Sudah sekitar empat tahun Bank Syariah Indonesia (BSI) berkibar di tangga teratas industri perbankan syariah dalam negeri. Bank hasil merger tiga bank syariah – Bank Syariah Mandiri, BNI Syariah, BRI Syariah – itu mampu menjaring basis nasabah yang besar.
Kini, BSI kedatangan sparring partner yang meramaikan industri perbankan syariah tanah air: Bank Syariah Nasional (BSN). Tak hanya menghadirkan persaingan sehat dengan BSI, kehadiran bank hasil "merger" antara BTN Syariah dan Bank Victoria Syariah ini bisa mendorong laju industri ini lebih cepat.
Pemegang saham Bank Victoria Syariah (BVIS) sendiri resmi menyetujui perubahan nama perusahaan menjadi Bank Syariah Nasional (BSN) dalam rapat umum pemegang saham luar biasa (RUPSLB) yang digelar di Menara BTN, Jakarta, Rabu (20/8/2025).
Keputusan ini sekaligus berkaitan dengan proses spin off BTN Syariah yang sebelumnya merupakan unit usaha syariah (UUS) menjadi bank umum syariah (BUS).
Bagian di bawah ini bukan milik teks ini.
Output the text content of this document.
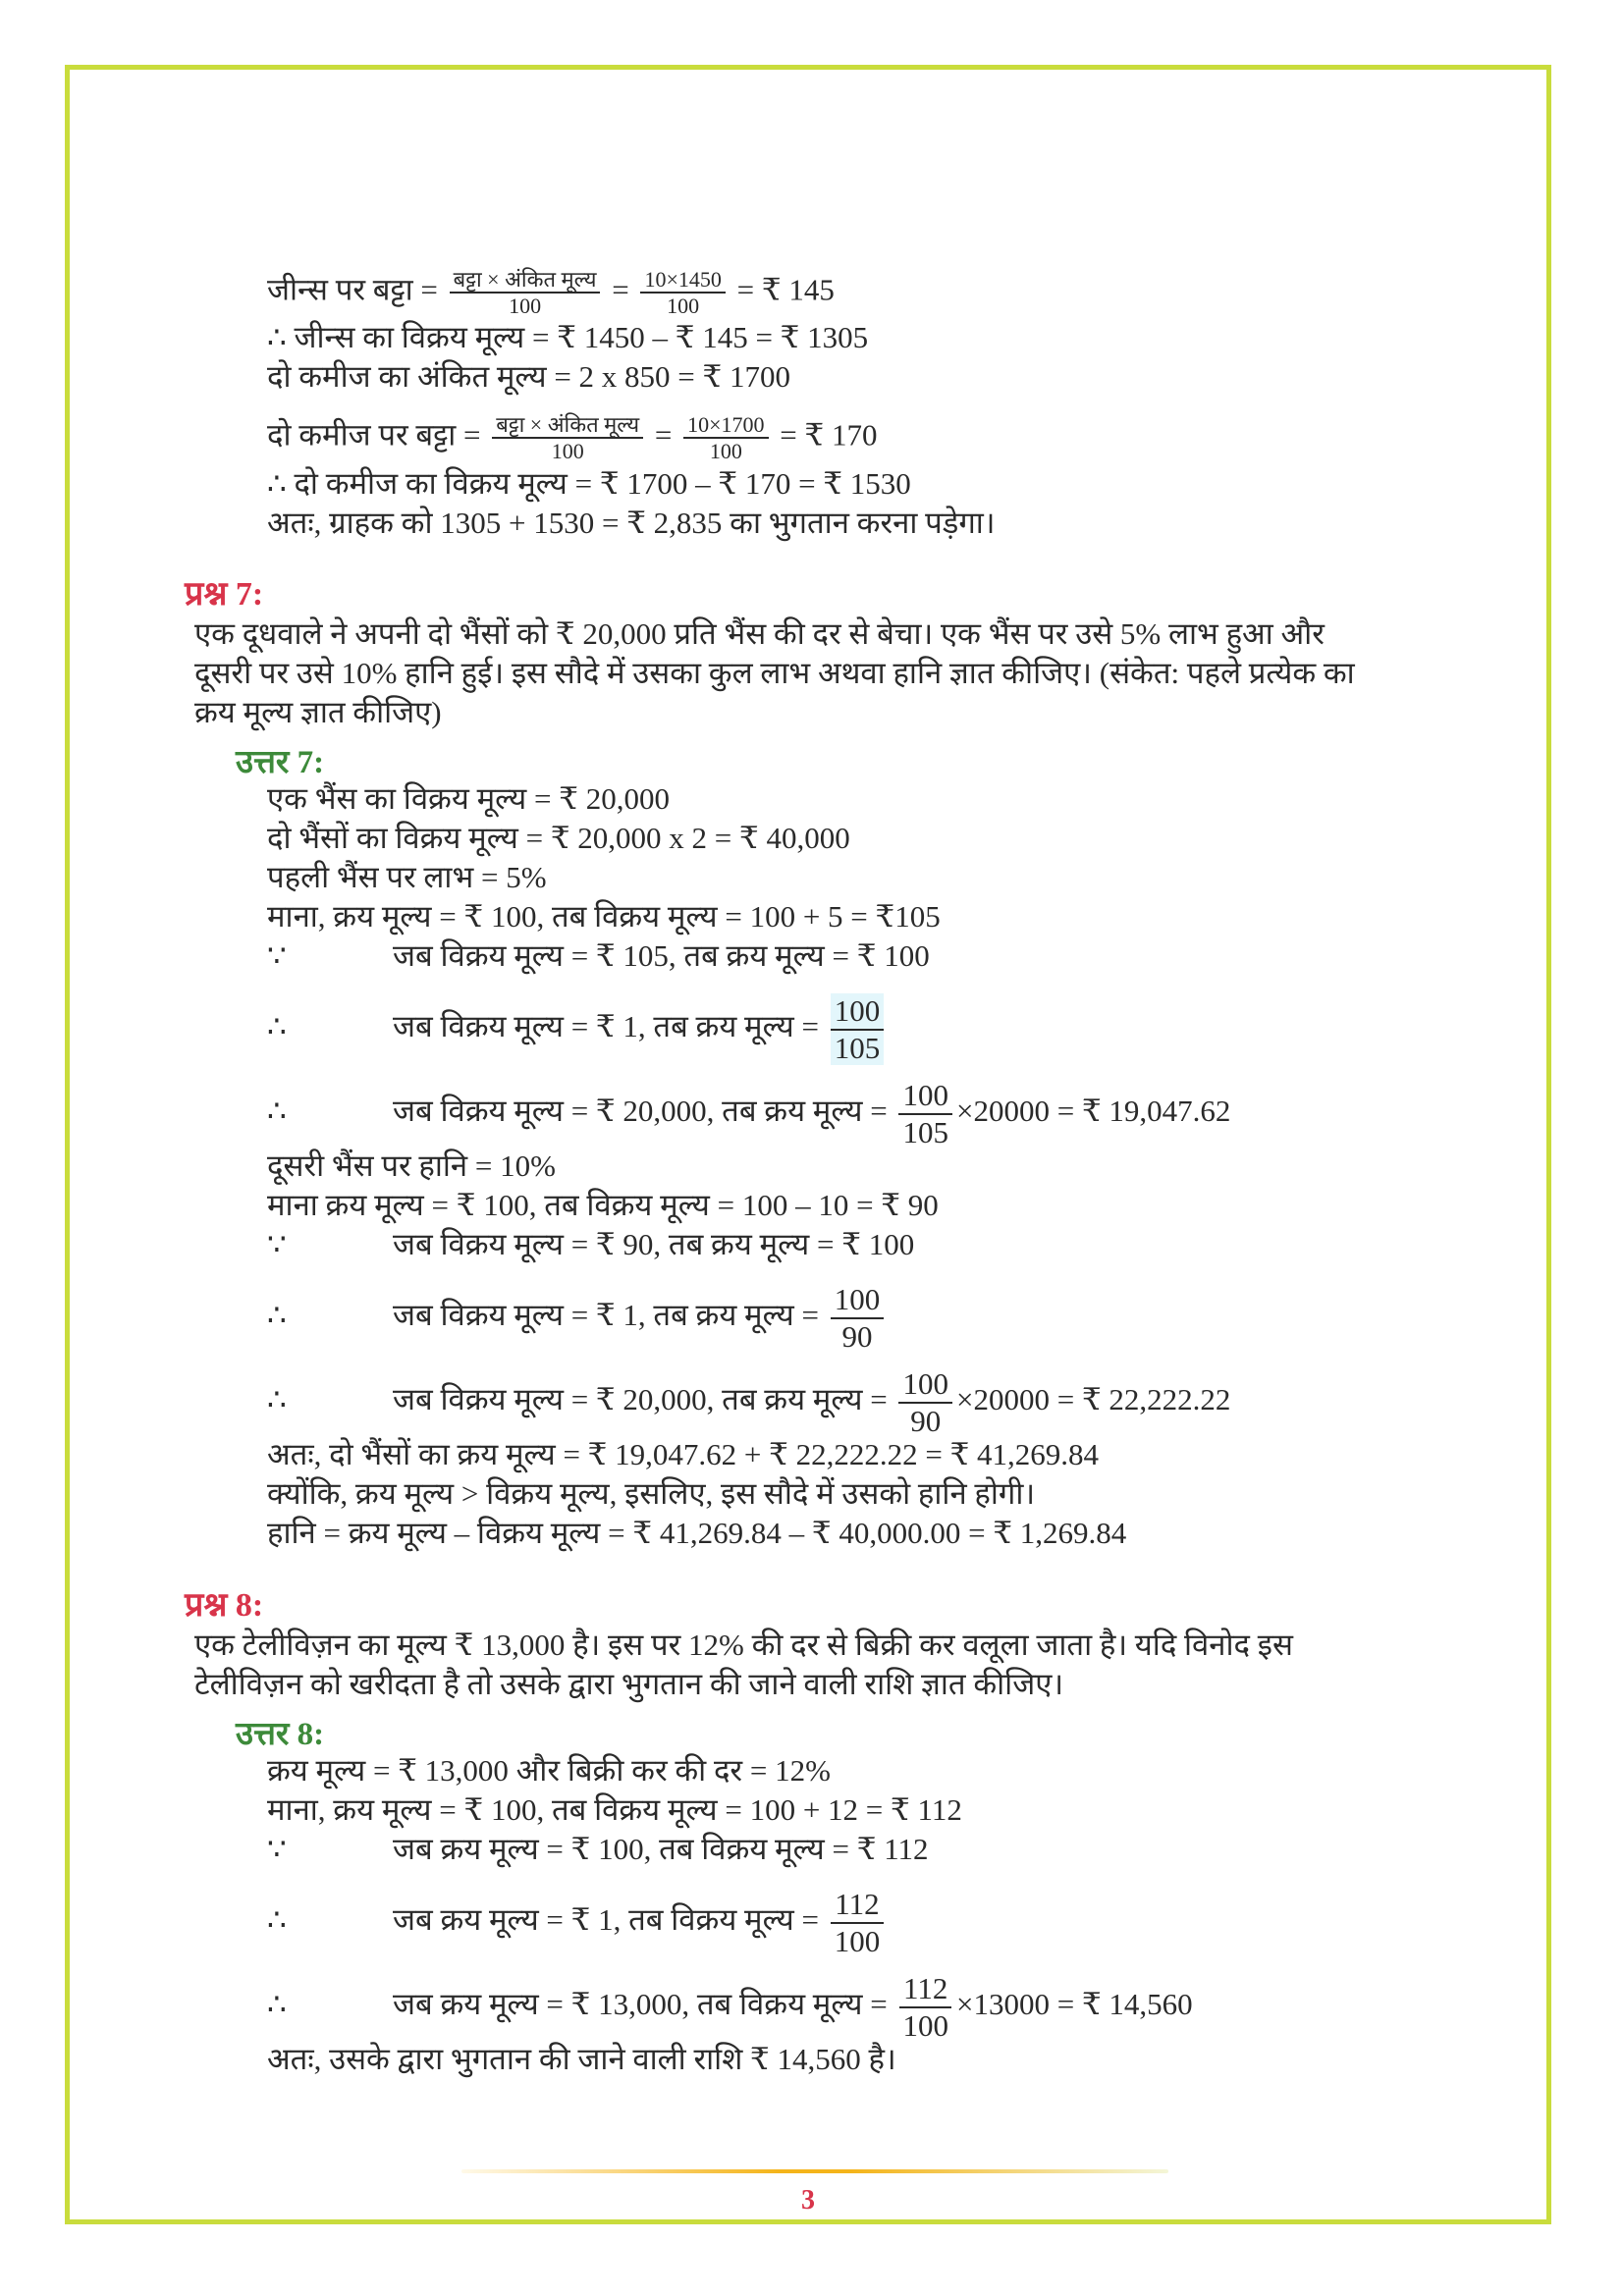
जीन्स पर बट्टा = $\frac{\text{बट्टा × अंकित मूल्य}}{100} = \frac{10\times 1450}{100}$ = ₹ 145
∴ जीन्स का विक्रय मूल्य = ₹ 1450 – ₹ 145 = ₹ 1305
दो कमीज का अंकित मूल्य = 2 x 850 = ₹ 1700
दो कमीज पर बट्टा = $\frac{\text{बट्टा × अंकित मूल्य}}{100} = \frac{10\times 1700}{100}$ = ₹ 170
∴ दो कमीज का विक्रय मूल्य = ₹ 1700 – ₹ 170 = ₹ 1530
अतः, ग्राहक को 1305 + 1530 = ₹ 2,835 का भुगतान करना पड़ेगा।
प्रश्न 7:
एक दूधवाले ने अपनी दो भैंसों को ₹ 20,000 प्रति भैंस की दर से बेचा। एक भैंस पर उसे 5% लाभ हुआ और
दूसरी पर उसे 10% हानि हुई। इस सौदे में उसका कुल लाभ अथवा हानि ज्ञात कीजिए। (संकेत: पहले प्रत्येक का
क्रय मूल्य ज्ञात कीजिए)
उत्तर 7:
एक भैंस का विक्रय मूल्य = ₹ 20,000
दो भैंसों का विक्रय मूल्य = ₹ 20,000 x 2 = ₹ 40,000
पहली भैंस पर लाभ = 5%
माना, क्रय मूल्य = ₹ 100, तब विक्रय मूल्य = 100 + 5 = ₹105
∵	जब विक्रय मूल्य = ₹ 105, तब क्रय मूल्य = ₹ 100
∴	जब विक्रय मूल्य = ₹ 1, तब क्रय मूल्य = $\frac{100}{105}$
∴	जब विक्रय मूल्य = ₹ 20,000, तब क्रय मूल्य = $\frac{100}{105} \times 20000$ = ₹ 19,047.62
दूसरी भैंस पर हानि = 10%
माना क्रय मूल्य = ₹ 100, तब विक्रय मूल्य = 100 – 10 = ₹ 90
∵	जब विक्रय मूल्य = ₹ 90, तब क्रय मूल्य = ₹ 100
∴	जब विक्रय मूल्य = ₹ 1, तब क्रय मूल्य = $\frac{100}{90}$
∴	जब विक्रय मूल्य = ₹ 20,000, तब क्रय मूल्य = $\frac{100}{90} \times 20000$ = ₹ 22,222.22
अतः, दो भैंसों का क्रय मूल्य = ₹ 19,047.62 + ₹ 22,222.22 = ₹ 41,269.84
क्योंकि, क्रय मूल्य > विक्रय मूल्य, इसलिए, इस सौदे में उसको हानि होगी।
हानि = क्रय मूल्य – विक्रय मूल्य = ₹ 41,269.84 – ₹ 40,000.00 = ₹ 1,269.84
प्रश्न 8:
एक टेलीविज़न का मूल्य ₹ 13,000 है। इस पर 12% की दर से बिक्री कर वलूला जाता है। यदि विनोद इस
टेलीविज़न को खरीदता है तो उसके द्वारा भुगतान की जाने वाली राशि ज्ञात कीजिए।
उत्तर 8:
क्रय मूल्य = ₹ 13,000 और बिक्री कर की दर = 12%
माना, क्रय मूल्य = ₹ 100, तब विक्रय मूल्य = 100 + 12 = ₹ 112
∵	जब क्रय मूल्य = ₹ 100, तब विक्रय मूल्य = ₹ 112
∴	जब क्रय मूल्य = ₹ 1, तब विक्रय मूल्य = $\frac{112}{100}$
∴	जब क्रय मूल्य = ₹ 13,000, तब विक्रय मूल्य = $\frac{112}{100} \times 13000$ = ₹ 14,560
अतः, उसके द्वारा भुगतान की जाने वाली राशि ₹ 14,560 है।
3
Adapun BVIS akan berperan sebagai perusahaan cangkang dalam pendirian BSN ini. Strateginya jelas memisahkan entitas syariah BTN agar bisa tumbuh lebih mandiri, dengan identitas baru yang lebih kuat.
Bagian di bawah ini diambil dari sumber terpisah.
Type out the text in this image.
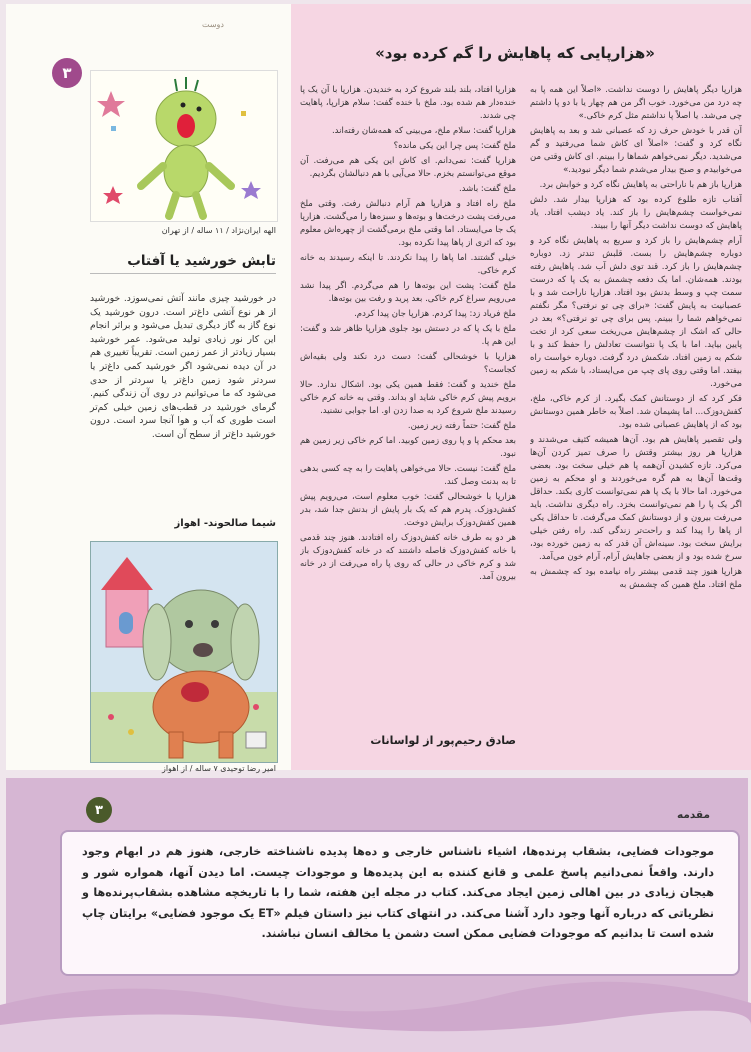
«هزارپایی که پاهایش را گم کرده بود»

هزارپا دیگر پاهایش را دوست نداشت. «اصلاً این همه پا به چه درد من می‌خورد. خوب اگر من هم چهار یا با دو پا داشتم چی می‌شد. یا اصلاً پا نداشتم مثل کرم خاکی.»

آن قدر با خودش حرف زد که عصبانی شد و بعد به پاهایش نگاه کرد و گفت: «اصلاً ای کاش شما می‌رفتید و گم می‌شدید. دیگر نمی‌خواهم شماها را ببینم. ای کاش وقتی من می‌خوابیدم و صبح بیدار می‌شدم شما دیگر نبودید.»

هزارپا باز هم با ناراحتی به پاهایش نگاه کرد و خوابش برد.

آفتاب تازه طلوع کرده بود که هزارپا بیدار شد. دلش نمی‌خواست چشم‌هایش را باز کند. یاد دیشب افتاد. یاد پاهایش که دوست نداشت دیگر آنها را ببیند.

آرام چشم‌هایش را باز کرد و سریع به پاهایش نگاه کرد و دوباره چشم‌هایش را بست. قلبش تندتر زد. دوباره چشم‌هایش را باز کرد. قند توی دلش آب شد. پاهایش رفته بودند. همه‌شان. اما یک دفعه چشمش به یک پا که درست سمت چپ و وسط بدنش بود افتاد. هزارپا ناراحت شد و با عصبانیت به پایش گفت: «برای چی تو نرفتی؟ مگر نگفتم نمی‌خواهم شما را ببینم. پس برای چی تو نرفتی؟» بعد در حالی که اشک از چشم‌هایش می‌ریخت سعی کرد از تخت پایین بیاید. اما با یک پا نتوانست تعادلش را حفظ کند و با شکم به زمین افتاد. شکمش درد گرفت. دوباره خواست راه بیفتد. اما وقتی روی پای چپ من می‌ایستاد، با شکم به زمین می‌خورد.

فکر کرد که از دوستانش کمک بگیرد. از کرم خاکی، ملخ، کفش‌دوزک... اما پشیمان شد. اصلاً به خاطر همین دوستانش بود که از پاهایش عصبانی شده بود.

ولی تقصیر پاهایش هم بود. آن‌ها همیشه کثیف می‌شدند و هزارپا هر روز بیشتر وقتش را صرف تمیز کردن آن‌ها می‌کرد. تازه کشیدن آن‌همه پا هم خیلی سخت بود. بعضی وقت‌ها آن‌ها به هم گره می‌خوردند و او محکم به زمین می‌خورد. اما حالا با یک پا هم نمی‌توانست کاری بکند. حداقل اگر یک پا را هم نمی‌توانست بخزد. راه دیگری نداشت. باید می‌رفت بیرون و از دوستانش کمک می‌گرفت. تا حداقل یکی از پاها را پیدا کند و راحت‌تر زندگی کند. راه رفتن خیلی برایش سخت بود. سینه‌اش آن قدر که به زمین خورده بود، سرخ شده بود و از بعضی جاهایش آرام، آرام خون می‌آمد.

هزارپا هنوز چند قدمی بیشتر راه نیامده بود که چشمش به ملخ افتاد. ملخ همین که چشمش به

هزارپا افتاد، بلند بلند شروع کرد به خندیدن. هزارپا با آن یک پا خنده‌دار هم شده بود. ملخ با خنده گفت: سلام هزارپا، پاهایت چی شدند.

هزارپا گفت: سلام ملخ، می‌بینی که همه‌شان رفته‌اند.

ملخ گفت: پس چرا این یکی مانده؟

هزارپا گفت: نمی‌دانم. ای کاش این یکی هم می‌رفت. آن موقع می‌توانستم بخزم. حالا می‌آیی با هم دنبالشان بگردیم.

ملخ گفت: باشد.

ملخ راه افتاد و هزارپا هم آرام دنبالش رفت. وقتی ملخ می‌رفت پشت درخت‌ها و بوته‌ها و سبزه‌ها را می‌گشت. هزارپا یک جا می‌ایستاد. اما وقتی ملخ برمی‌گشت از چهره‌اش معلوم بود که اثری از پاها پیدا نکرده بود.

خیلی گشتند. اما پاها را پیدا نکردند. تا اینکه رسیدند به خانه کرم خاکی.

ملخ گفت: پشت این بوته‌ها را هم می‌گردم. اگر پیدا نشد می‌رویم سراغ کرم خاکی. بعد پرید و رفت بین بوته‌ها.

ملخ فریاد زد: پیدا کردم. هزارپا جان پیدا کردم.

ملخ با یک پا که در دستش بود جلوی هزارپا ظاهر شد و گفت: این هم پا.

هزارپا با خوشحالی گفت: دست درد نکند ولی بقیه‌اش کجاست؟

ملخ خندید و گفت: فقط همین یکی بود. اشکال ندارد. حالا برویم پیش کرم خاکی شاید او بداند. وقتی به خانه کرم خاکی رسیدند ملخ شروع کرد به صدا زدن او. اما جوابی نشنید.

ملخ گفت: حتماً رفته زیر زمین.

بعد محکم پا و پا روی زمین کوبید. اما کرم خاکی زیر زمین هم نبود.

ملخ گفت: نیست. حالا می‌خواهی پاهایت را به چه کسی بدهی تا به بدنت وصل کند.

هزارپا با خوشحالی گفت: خوب معلوم است، می‌رویم پیش کفش‌دوزک. پدرم هم که یک بار پایش از بدنش جدا شد، بدر همین کفش‌دوزک برایش دوخت.

هر دو به طرف خانه کفش‌دوزک راه افتادند. هنوز چند قدمی با خانه کفش‌دوزک فاصله داشتند که در خانه کفش‌دوزک باز شد و کرم خاکی در حالی که روی پا راه می‌رفت از در خانه بیرون آمد.

صادق رحیم‌پور از لواسانات
دوست
۳
الهه ایران‌نژاد / ۱۱ ساله / از تهران
تابش خورشید یا آفتاب
در خورشید چیزی مانند آتش نمی‌سوزد. خورشید از هر نوع آتشی داغ‌تر است. درون خورشید یک نوع گاز به گاز دیگری تبدیل می‌شود و براثر انجام این کار نور زیادی تولید می‌شود. عمر خورشید بسیار زیادتر از عمر زمین است. تقریباً تغییری هم در آن دیده نمی‌شود اگر خورشید کمی داغ‌تر یا سردتر شود زمین داغ‌تر یا سردتر از حدی می‌شود که ما می‌توانیم در روی آن زندگی کنیم. گرمای خورشید در قطب‌های زمین خیلی کم‌تر است طوری که آب و هوا آنجا سرد است. درون خورشید داغ‌تر از سطح آن است.
شیما صالحوند- اهواز
امیر رضا توحیدی ۷ ساله / از اهواز
۳	مقدمه
موجودات فضایی، بشقاب پرنده‌ها، اشیاء ناشناس خارجی و ده‌ها پدیده ناشناخته خارجی، هنوز هم در ابهام وجود دارند. واقعاً نمی‌دانیم پاسخ علمی و قانع کننده به این پدیده‌ها و موجودات چیست. اما دیدن آنها، همواره شور و هیجان زیادی در بین اهالی زمین ایجاد می‌کند. کتاب در مجله این هفته، شما را با تاریخچه مشاهده بشقاب‌پرنده‌ها و نظریاتی که درباره آنها وجود دارد آشنا می‌کند. در انتهای کتاب نیز داستان فیلم «ET یک موجود فضایی» برایتان چاپ شده است تا بدانیم که موجودات فضایی ممکن است دشمن یا مخالف انسان نباشند.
“Ke depan, nama BSN akan dipakai oleh BTN Syariah sebagai branding perusahaan dan produk layanan, tentu setelah melalui seluruh proses perizinan dari regulator,” ujar Ramon Armando, Sekretaris Perusahaan BTN.
Bagi BTN, spin off ini adalah bagian dari roadmap besar mereka. Selama bertahun-tahun, BTN Syariah dikenal fokus pada pembiayaan properti, khususnya perumahan subsidi bagi masyarakat menengah ke bawah.
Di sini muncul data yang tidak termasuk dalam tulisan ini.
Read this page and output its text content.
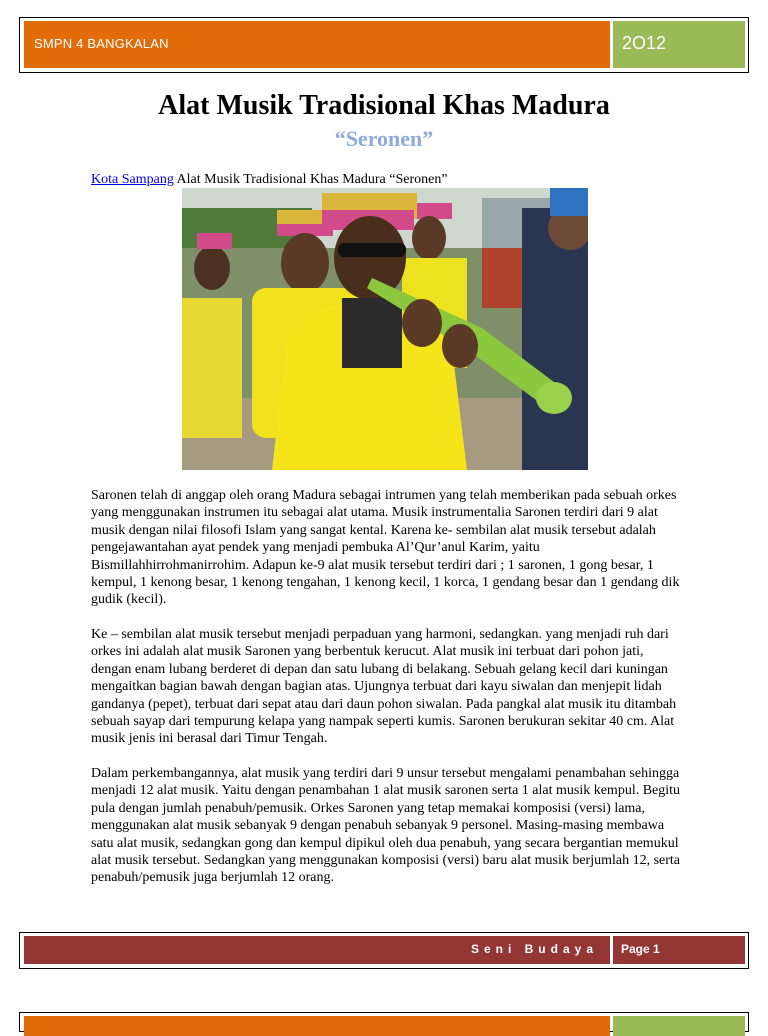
SMPN 4 BANGKALAN	2O12
Alat Musik Tradisional Khas Madura
“Seronen”
Kota Sampang Alat Musik Tradisional Khas Madura “Seronen”

Saronen telah di anggap oleh orang Madura sebagai intrumen yang telah memberikan pada sebuah orkes yang menggunakan instrumen itu sebagai alat utama. Musik instrumentalia Saronen terdiri dari 9 alat musik dengan nilai filosofi Islam yang sangat kental. Karena ke- sembilan alat musik tersebut adalah pengejawantahan ayat pendek yang menjadi pembuka Al’Qur’anul Karim, yaitu Bismillahhirrohmanirrohim. Adapun ke-9 alat musik tersebut terdiri dari ; 1 saronen, 1 gong besar, 1 kempul, 1 kenong besar, 1 kenong tengahan, 1 kenong kecil, 1 korca, 1 gendang besar dan 1 gendang dik gudik (kecil).

Ke – sembilan alat musik tersebut menjadi perpaduan yang harmoni, sedangkan. yang menjadi ruh dari orkes ini adalah alat musik Saronen yang berbentuk kerucut. Alat musik ini terbuat dari pohon jati, dengan enam lubang berderet di depan dan satu lubang di belakang. Sebuah gelang kecil dari kuningan mengaitkan bagian bawah dengan bagian atas. Ujungnya terbuat dari kayu siwalan dan menjepit lidah gandanya (pepet), terbuat dari sepat atau dari daun pohon siwalan. Pada pangkal alat musik itu ditambah sebuah sayap dari tempurung kelapa yang nampak seperti kumis. Saronen berukuran sekitar 40 cm. Alat musik jenis ini berasal dari Timur Tengah.

Dalam perkembangannya, alat musik yang terdiri dari 9 unsur tersebut mengalami penambahan sehingga menjadi 12 alat musik. Yaitu dengan penambahan 1 alat musik saronen serta 1 alat musik kempul. Begitu pula dengan jumlah penabuh/pemusik. Orkes Saronen yang tetap memakai komposisi (versi) lama, menggunakan alat musik sebanyak 9 dengan penabuh sebanyak 9 personel. Masing-masing membawa satu alat musik, sedangkan gong dan kempul dipikul oleh dua penabuh, yang secara bergantian memukul alat musik tersebut. Sedangkan yang menggunakan komposisi (versi) baru alat musik berjumlah 12, serta penabuh/pemusik juga berjumlah 12 orang.

Seni Budaya Page 1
Segmen ini tentu menjadi ciri khas sekaligus keunggulan kompetitifnya. Namun kini, dengan lahirnya BSN, BTN ingin melangkah lebih jauh tidak hanya di perumahan, tapi juga di sektor-sektor strategis lain.
Kini, dengan lahirnya BSN, BTN ingin melangkah lebih jauh tidak hanya di perumahan, tapi juga di sektor-sektor strategis lain.
Langkah ini disambut baik oleh banyak pihak, termasuk kalangan akademisi. Pengamat Ekonomi Syariah dari IPB University Irfan Syauqi Beik melihat kelahiran BSN sebagai momentum penting yang bisa memperkuat persaingan di industri perbankan syariah.
“Saya sangat menyambut baik kelahiran BSN. Semoga ini bisa semakin meningkatkan level kompetisi perbankan syariah,” kata Irfan kepada SUAR, Minggu (24/8/2025).
Namun, ia menekankan ada beberapa catatan penting. Pertama, spin off BTN Syariah dan akuisisi BVIS belum secara otomatis menambah aset perbankan syariah nasional.
“Karena itu, saya berharap BTN bisa memperkuat modal inti Bank Syariah Nasional ini nantinya,” ujarnya.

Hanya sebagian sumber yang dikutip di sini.